### Linear Regression

##### Step1: Load Datasets

In [50]:
import pandas as pd
import numpy as np
import matplotlib.pyplot as plt

In [51]:
data1 = pd.read_csv("Real estate.csv")

In [52]:
data1.head()

Unnamed: 0,No,X1 transaction date,X2 house age,X3 distance to the nearest MRT station,X4 number of convenience stores,X5 latitude,X6 longitude,Y house price of unit area
0,1,2012.917,32.0,84.87882,10,24.98298,121.54024,37.9
1,2,2012.917,19.5,306.5947,9,24.98034,121.53951,42.2
2,3,2013.583,13.3,561.9845,5,24.98746,121.54391,47.3
3,4,2013.5,13.3,561.9845,5,24.98746,121.54391,54.8
4,5,2012.833,5.0,390.5684,5,24.97937,121.54245,43.1


##### Step2: Separate input and output data

In [53]:
x = data1.loc[:,'X2 house age':'X6 longitude']
y = data1['Y house price of unit area']

##### Step3: Split datasets into Testing and Training set

In [54]:
from sklearn.model_selection import train_test_split
x_train,x_test,y_train,y_test = train_test_split(x,y,test_size=.2,random_state=0)

##### Scalling Of Data

In [62]:
from sklearn.preprocessing import StandardScaler
scaler = StandardScaler()
x_train = scaler.fit_transform(x_train)
x_test = scaler.fit_transform(x_test)

##### Step4: Model Selection

In [56]:
from sklearn.linear_model import LinearRegression
lr = LinearRegression()

##### Step5: Model Training

In [57]:
lr.fit(x_train,y_train)

##### Step6: Prediction On Training Data

In [58]:
y_pred_train = lr.predict(x_train)

##### Step7: Prediction On Testing Data

In [59]:
y_pred_test = lr.predict(x_test)

##### Step8: Model Evolution

In [61]:
from sklearn.metrics import mean_absolute_error,r2_score
print(f"The MAE of Train : {mean_absolute_error(y_train,y_pred_train)}")
print(f"The MAE of Test : {mean_absolute_error(y_test,y_pred_test)}")
print(f"The r2 Score of Train : {r2_score(y_train,y_pred_train)}")
print(f"The r2 Score of Test : {r2_score(y_test,y_pred_test)}")

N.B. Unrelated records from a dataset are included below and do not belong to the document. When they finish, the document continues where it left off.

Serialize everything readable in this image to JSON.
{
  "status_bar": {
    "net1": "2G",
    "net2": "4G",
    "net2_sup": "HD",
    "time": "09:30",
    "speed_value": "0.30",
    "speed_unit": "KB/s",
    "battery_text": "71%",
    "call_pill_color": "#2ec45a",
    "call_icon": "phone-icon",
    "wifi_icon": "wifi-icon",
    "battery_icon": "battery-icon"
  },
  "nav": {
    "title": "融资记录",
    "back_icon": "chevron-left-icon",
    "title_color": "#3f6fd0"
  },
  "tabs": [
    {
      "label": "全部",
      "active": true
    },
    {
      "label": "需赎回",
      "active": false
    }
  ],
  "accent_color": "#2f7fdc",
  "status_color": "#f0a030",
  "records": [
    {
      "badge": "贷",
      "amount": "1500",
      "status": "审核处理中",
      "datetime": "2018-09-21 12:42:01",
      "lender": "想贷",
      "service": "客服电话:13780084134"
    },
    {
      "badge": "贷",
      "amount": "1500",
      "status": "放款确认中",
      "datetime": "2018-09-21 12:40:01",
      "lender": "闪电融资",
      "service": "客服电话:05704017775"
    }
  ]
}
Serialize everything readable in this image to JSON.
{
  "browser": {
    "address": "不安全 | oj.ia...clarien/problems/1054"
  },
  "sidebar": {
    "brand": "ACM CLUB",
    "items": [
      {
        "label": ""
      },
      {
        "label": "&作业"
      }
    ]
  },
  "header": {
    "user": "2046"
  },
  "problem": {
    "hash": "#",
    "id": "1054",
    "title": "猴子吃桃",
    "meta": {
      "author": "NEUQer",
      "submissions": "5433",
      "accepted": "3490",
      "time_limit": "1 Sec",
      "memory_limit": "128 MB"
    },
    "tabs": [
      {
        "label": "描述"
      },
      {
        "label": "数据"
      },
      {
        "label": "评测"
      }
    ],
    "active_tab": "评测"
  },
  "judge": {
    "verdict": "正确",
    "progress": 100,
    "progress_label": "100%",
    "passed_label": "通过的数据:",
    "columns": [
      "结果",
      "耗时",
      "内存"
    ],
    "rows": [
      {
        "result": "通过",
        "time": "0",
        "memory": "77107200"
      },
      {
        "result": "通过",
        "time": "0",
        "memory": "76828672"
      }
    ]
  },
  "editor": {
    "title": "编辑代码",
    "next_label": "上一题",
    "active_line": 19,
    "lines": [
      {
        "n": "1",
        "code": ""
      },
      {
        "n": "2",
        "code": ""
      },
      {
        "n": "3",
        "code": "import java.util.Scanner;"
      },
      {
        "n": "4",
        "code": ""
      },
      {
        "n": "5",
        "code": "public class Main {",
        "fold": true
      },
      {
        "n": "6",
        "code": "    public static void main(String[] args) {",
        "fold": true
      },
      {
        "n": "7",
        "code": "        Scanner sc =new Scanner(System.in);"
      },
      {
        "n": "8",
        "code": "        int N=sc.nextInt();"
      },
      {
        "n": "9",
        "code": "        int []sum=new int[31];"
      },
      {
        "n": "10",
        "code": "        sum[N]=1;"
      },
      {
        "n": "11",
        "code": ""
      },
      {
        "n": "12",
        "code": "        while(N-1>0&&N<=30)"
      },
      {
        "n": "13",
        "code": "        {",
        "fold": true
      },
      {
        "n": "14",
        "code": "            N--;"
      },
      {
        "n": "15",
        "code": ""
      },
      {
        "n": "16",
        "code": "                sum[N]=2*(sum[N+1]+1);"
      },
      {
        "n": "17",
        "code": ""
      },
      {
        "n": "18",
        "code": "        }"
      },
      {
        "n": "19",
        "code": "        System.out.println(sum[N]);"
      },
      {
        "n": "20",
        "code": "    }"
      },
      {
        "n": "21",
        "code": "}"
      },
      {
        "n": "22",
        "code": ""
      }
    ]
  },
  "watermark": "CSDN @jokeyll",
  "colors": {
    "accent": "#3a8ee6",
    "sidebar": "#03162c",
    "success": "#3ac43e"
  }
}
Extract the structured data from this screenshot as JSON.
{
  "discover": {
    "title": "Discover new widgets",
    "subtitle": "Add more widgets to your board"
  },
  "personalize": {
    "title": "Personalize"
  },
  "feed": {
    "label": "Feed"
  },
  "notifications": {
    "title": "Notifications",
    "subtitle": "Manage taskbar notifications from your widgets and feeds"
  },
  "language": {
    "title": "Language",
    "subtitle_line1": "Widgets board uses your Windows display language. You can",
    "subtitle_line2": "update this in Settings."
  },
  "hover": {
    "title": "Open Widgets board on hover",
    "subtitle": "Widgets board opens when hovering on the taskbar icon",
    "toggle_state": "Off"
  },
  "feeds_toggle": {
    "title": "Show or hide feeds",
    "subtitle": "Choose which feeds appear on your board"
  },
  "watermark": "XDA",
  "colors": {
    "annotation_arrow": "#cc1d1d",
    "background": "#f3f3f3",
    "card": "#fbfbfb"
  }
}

The MAE of Train : 6.301172552656106
The MAE of Test : 5.701176584068512
The r2 Score of Train : 0.5544852640330532
The r2 Score of Test : 0.6421477735370715


................................................................................................................................................................................................................................................................................................................................

### Logistic Regression

##### Step1: Load Datasets

In [63]:
data2 = pd.read_csv("heart.csv")
data2.head()

Unnamed: 0,age,sex,cp,trestbps,chol,fbs,restecg,thalach,exang,oldpeak,slope,ca,thal,target
0,52,1,0,125,212,0,1,168,0,1.0,2,2,3,0
1,53,1,0,140,203,1,0,155,1,3.1,0,0,3,0
2,70,1,0,145,174,0,1,125,1,2.6,0,0,3,0
3,61,1,0,148,203,0,1,161,0,0.0,2,1,3,0
4,62,0,0,138,294,1,1,106,0,1.9,1,3,2,0


- age – Age of the patient (in years)
- sex – Gender (1 = male, 0 = female)
- cp – Chest pain type (0–3, where 0 = typical angina, 1 = atypical angina, 2 = non-anginal pain, 3 = asymptomatic)
- trestbps – Resting blood pressure (in mm Hg)
- chol – Serum cholesterol (in mg/dl)
- fbs – Fasting blood sugar > 120 mg/dl (1 = true, 0 = false)
- restecg – Resting electrocardiographic results (0 = normal, 1 = ST-T wave abnormality, 2 = left ventricular hypertrophy)
- thalach – Maximum heart rate achieved
- exang – Exercise-induced angina (1 = yes, 0 = no)
- oldpeak – ST depression induced by exercise relative to rest
- slope – Slope of the peak exercise ST segment (0 = upsloping, 1 = flat, 2 = downsloping)
- ca – Number of major vessels (0–3) colored by fluoroscopy
- thal – Thalassemia (1 = normal, 2 = fixed defect, 3 = reversible defect)
- target – Presence of heart disease (1 = yes, 0 = no)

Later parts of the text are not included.